Nel 1611 Artemisia venne violentata dal suo insegnante di prospettiva un tale di nome Agostino Tassi amico nonché collega del padre. Lei aveva 15 anni e Agostino circa 32. La giovane fu costretta a confermare l’accaduto sotto tortura. L’anno successivo si celebrò il processo nel quale venne fuori anche la vera figura del Tassi. L'amico Stiattesi affermò di averlo conosciuto quando viveva a Livorno ed era “ammogliato con certa Maria, la quale gli fuggì con un suo drudo. Egli dopo averla cercata invano, saputola nel Mantovano la fece uccidere da sicari. Quando fu abbandonato dalla consorte venne a Roma con la cognata [allora quattordicenne] e nell'anno precedente a questa deposizione fu querelato per incesto (i rapporti sessuali con una cognata, essendo viva la moglie, erano considerati incestuosi). So che amava Artemisia da cui aveva avuto un quadro figurante una Giuditta. Gli aveva detto non di poterla sposare perché credeva che il Cosimo [Quorli] ne avesse pure profittato”. Tassi scontò otto mesi nella prigione di Corte Savella ma alla fine il caso fu archiviato. Dopo l’accaduto Tassi continuò a collezionare accuse di ogni nefandezza, financo all’omicidio. In seguito Artemisia riuscì a sposarsi ma soprattutto si riabilitò con la forza espressiva della propria pittura.
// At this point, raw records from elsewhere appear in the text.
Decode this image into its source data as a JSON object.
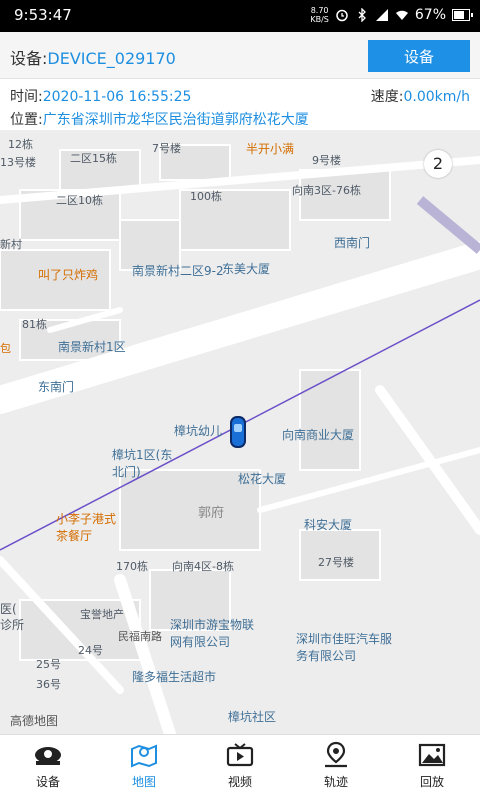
{
  "status": {
    "time": "9:53:47",
    "net_speed_top": "8.70",
    "net_speed_unit": "KB/S",
    "battery": "67%"
  },
  "device": {
    "label": "设备:",
    "id": "DEVICE_029170",
    "button": "设备"
  },
  "info": {
    "time_label": "时间:",
    "time_value": "2020-11-06 16:55:25",
    "speed_label": "速度:",
    "speed_value": "0.00km/h",
    "location_label": "位置:",
    "location_value": "广东省深圳市龙华区民治街道郭府松花大厦"
  },
  "map": {
    "zoom_badge": "2",
    "provider_logo": "高德地图",
    "labels": [
      {
        "text": "12栋"
      },
      {
        "text": "二区15栋"
      },
      {
        "text": "13号楼"
      },
      {
        "text": "二区10栋"
      },
      {
        "text": "新村"
      },
      {
        "text": "7号楼"
      },
      {
        "text": "9号楼"
      },
      {
        "text": "100栋"
      },
      {
        "text": "向南3区-76栋"
      },
      {
        "text": "81栋"
      },
      {
        "text": "向南4区-8栋"
      },
      {
        "text": "170栋"
      },
      {
        "text": "27号楼"
      },
      {
        "text": "郭府"
      },
      {
        "text": "宝誉地产"
      },
      {
        "text": "24号"
      },
      {
        "text": "25号"
      },
      {
        "text": "36号"
      },
      {
        "text": "民福南路"
      },
      {
        "text": "医("
      },
      {
        "text": "诊所"
      },
      {
        "text": "包"
      }
    ],
    "pois": [
      {
        "text": "南景新村二区9-2"
      },
      {
        "text": "东美大厦"
      },
      {
        "text": "西南门"
      },
      {
        "text": "南景新村1区"
      },
      {
        "text": "东南门"
      },
      {
        "text": "樟坑幼儿"
      },
      {
        "text": "向南商业大厦"
      },
      {
        "text": "樟坑1区(东北门)"
      },
      {
        "text": "松花大厦"
      },
      {
        "text": "科安大厦"
      },
      {
        "text": "深圳市游宝物联网有限公司"
      },
      {
        "text": "深圳市佳旺汽车服务有限公司"
      },
      {
        "text": "隆多福生活超市"
      },
      {
        "text": "樟坑社区"
      }
    ],
    "orange_pois": [
      {
        "text": "半开小满"
      },
      {
        "text": "叫了只炸鸡"
      },
      {
        "text": "小李子港式茶餐厅"
      }
    ]
  },
  "nav": {
    "tabs": [
      {
        "label": "设备",
        "icon": "device-icon"
      },
      {
        "label": "地图",
        "icon": "map-icon",
        "active": true
      },
      {
        "label": "视频",
        "icon": "video-icon"
      },
      {
        "label": "轨迹",
        "icon": "track-icon"
      },
      {
        "label": "回放",
        "icon": "playback-icon"
      }
    ]
  },
  "colors": {
    "accent": "#1e8fe0",
    "button": "#1e90e6",
    "track": "#6b4fc8"
  }
}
Ne sono testimonianze, a parte il suo Autoritratto (abbastanza insolito per i suoi tempi), il quadro qui a destra: Giuditta che decapita Oloferne. Probabilmente ispirato dal suo stato d’animo durante il processo esso rappresenta una delle scene più cruente della Bibbia. La decapitazione del feroce generale assiro Oloferne ad opera di Giuditta e di una sua ancella. Ella si intrufola nel campo nemico per compiere il glorioso gesto. Strano particolare del quadro la presenza della seconda donna come compartecipe dell’atto. Nella scena biblica Giuditta compie il gesto da sola mentre l’ancella aspetta fuori, vedendosi consegnata la testa all’uscita. Quasi a voler ancor di più riscattare il ruolo eroico ed essenziale della figura della donna. Ma leggiamo la descrizione che ne fa il grande storico dell’arte Roberto Longhi che, con un saggio del 1916 (purtroppo rivalutato solo di recente), contribuì a far uscire la figura di Artemisia dall’angusto spazio di icona del femminismo e la restituì agli onori dei grandi pittori del seicento. “«
Ma - vien voglia di dire - ma questa è la donna terribile! Una donna ha dipinto tutto questo?» ed aggiungeva «[...]che qui non v'è nulla di sadico, che anzi ciò che sorprende è l'impassibilità ferina di chi ha dipinto tutto questo ed è persino riuscita a riscontrare che il sangue sprizzando con violenza può ornare di due bordi di gocciole a volo lo zampillo centrale! Incredibile vi dico! Eppoi date per carità alla Signora Schiattesi – questo è il nome coniugale di Artemisia – il tempo di scegliere l'elsa dello spadone che deve servire alla bisogna! Infine non vi pare che l'unico moto di Giuditta sia quello di scostarsi al possibile perché il sangue non le brutti il completo novissimo di seta gialla? Pensiamo ad ogni modo che si tratta di un abito di casa Gentileschi, il più fine guardaroba di sete del Seicento europeo, dopo Van Dyck”.